Bannan Barbra A, Van Etten Jamie, Kohler John A, Tsoi Yui, Hansen Nicole M, Sigmon Stacey, Fowler Elizabeth, Buff Haley, Williams Tiffany S, Ault Jeffrey G, Glaser Robert L, Korey Christopher A
Department of Biology; College of Charleston; Charleston, South Carolina, USA.
Fly (Austin). 2008 Jul-Aug;2(4):198-214. doi: 10.4161/fly.6621.
Palmitoylation is the post-translational addition of a palmitate moiety to a cysteine residue through a covalent thioester bond. The addition and removal of this modification is controlled by both palmitoyl acyl-transferases and thioesterases. Using bioinformatic analysis, we identified 22 DHHC family palmitoyl acyl-transferase homologs in the Drosophila genome.

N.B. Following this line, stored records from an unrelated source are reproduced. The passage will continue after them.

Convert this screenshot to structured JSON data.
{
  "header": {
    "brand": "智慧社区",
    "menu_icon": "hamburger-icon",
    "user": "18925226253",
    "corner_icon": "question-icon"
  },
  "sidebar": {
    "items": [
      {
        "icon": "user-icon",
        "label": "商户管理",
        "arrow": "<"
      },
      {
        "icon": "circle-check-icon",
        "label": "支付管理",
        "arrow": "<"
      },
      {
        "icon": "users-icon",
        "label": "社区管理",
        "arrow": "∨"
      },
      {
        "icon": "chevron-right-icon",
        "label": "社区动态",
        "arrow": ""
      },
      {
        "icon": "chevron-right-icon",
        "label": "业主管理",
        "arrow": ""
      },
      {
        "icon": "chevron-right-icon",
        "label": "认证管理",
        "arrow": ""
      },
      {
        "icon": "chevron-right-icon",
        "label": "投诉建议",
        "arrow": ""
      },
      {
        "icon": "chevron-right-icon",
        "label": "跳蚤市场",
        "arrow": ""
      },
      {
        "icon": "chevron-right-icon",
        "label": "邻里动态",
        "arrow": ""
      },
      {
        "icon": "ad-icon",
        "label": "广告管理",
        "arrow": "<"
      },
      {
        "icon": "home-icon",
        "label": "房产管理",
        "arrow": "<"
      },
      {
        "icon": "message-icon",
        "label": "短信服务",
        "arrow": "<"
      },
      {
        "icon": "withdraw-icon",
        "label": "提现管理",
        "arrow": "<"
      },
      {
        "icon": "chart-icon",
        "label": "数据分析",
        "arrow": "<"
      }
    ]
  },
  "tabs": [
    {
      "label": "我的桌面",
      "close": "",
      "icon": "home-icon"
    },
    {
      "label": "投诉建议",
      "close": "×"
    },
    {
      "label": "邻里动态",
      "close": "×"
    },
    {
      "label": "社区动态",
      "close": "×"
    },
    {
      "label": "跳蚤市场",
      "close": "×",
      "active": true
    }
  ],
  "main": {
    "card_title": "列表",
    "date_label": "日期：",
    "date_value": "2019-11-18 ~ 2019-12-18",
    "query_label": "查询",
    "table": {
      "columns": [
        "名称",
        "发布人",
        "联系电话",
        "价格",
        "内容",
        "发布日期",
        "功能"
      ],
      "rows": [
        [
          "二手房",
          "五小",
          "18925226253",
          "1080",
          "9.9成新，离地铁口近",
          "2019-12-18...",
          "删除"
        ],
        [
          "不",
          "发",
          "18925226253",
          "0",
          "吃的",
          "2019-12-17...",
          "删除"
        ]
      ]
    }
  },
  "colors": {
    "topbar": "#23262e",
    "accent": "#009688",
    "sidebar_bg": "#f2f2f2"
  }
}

We used in situ hybridization,RT-PCR, and published FlyAtlas microarray data to characterize the expression patterns of all 22 fly homologs. Our results indicate that all are expressed genes, but several, including CG1407, CG4676, CG5620, CG6017/dHIP14, CG6618, CG6627 and CG17257 appear to be enriched in neural tissues suggesting that they are important for neural function. Furthermore, we have found that several may be expressed in a sex-specific manner with adult male specific expression of CG4483 and CG17195. Using tagged versions of the DHHC genes, we demonstrate that fly DHHC proteins are primarily located in either the Golgi Apparatus or Endoplasmic Reticulum in S2 cells, except for CG1407, which was found on the plasma membrane. We also characterized the subcellular localization and expression of the three known thioesterases: Palmitoyl-protein Thioesterase 1 (Ppt1), Palmitoyl-protein Thioesterase 2 (Ppt2)and Acyl-protein Thioesterase 1 (APT1). Our results indicate that Ppt1 and Ppt2 are the major lysosomal thioesterases while APT1 is the likely cytoplasmic thioesterase. Finally, in vivo rescue experiments show that Ppt2 expression cannot rescue the neural inclusion phenotypes associated with loss of Ppt1, further supporting distinct functions and substrates for these two thioesterases. These results will serve as the basis for a more complete understanding of the protein palmitoylome's normal cellular functions in the fly and will lead to further insights into the molecular etiology of diseases associated with the mis-regulation of palmitoylation.
棕榈酰化是指通过共价硫酯键将棕榈酸部分翻译后添加到半胱氨酸残基上的过程。这种修饰的添加和去除由棕榈酰酰基转移酶和硫酯酶共同控制。通过生物信息学分析,我们在果蝇基因组中鉴定出22个DHHC家族棕榈酰酰基转移酶同源物。我们使用原位杂交、逆转录聚合酶链反应(RT-PCR)以及已发表的果蝇图谱微阵列数据来表征所有22个果蝇同源物的表达模式。我们的结果表明,所有这些都是表达基因,但其中几个,包括CG1407、CG4676、CG5620、CG6017/dHIP14、CG6618、CG6627和CG17257,似乎在神经组织中富集,这表明它们对神经功能很重要。此外,我们发现其中几个可能以性别特异性方式表达,CG4483和CG17195在成年雄性中特异性表达。使用带有标签的DHHC基因版本,我们证明果蝇DHHC蛋白主要位于S2细胞中的高尔基体或内质网中,除了在质膜上发现的CG1407。我们还表征了三种已知硫酯酶的亚细胞定位和表达:棕榈酰蛋白硫酯酶1(Ppt1)、棕榈酰蛋白硫酯酶2(Ppt2)和酰基蛋白硫酯酶1(APT1)。我们的结果表明,Ppt1和Ppt2是主要的溶酶体硫酯酶,而APT1可能是细胞质硫酯酶。最后,体内拯救实验表明,Ppt2的表达不能挽救与Ppt1缺失相关的神经包涵体表型,进一步支持了这两种硫酯酶具有不同的功能和底物。这些结果将为更全面地了解果蝇中蛋白质棕榈酰化组的正常细胞功能奠定基础,并将有助于进一步深入了解与棕榈酰化失调相关疾病的分子病因。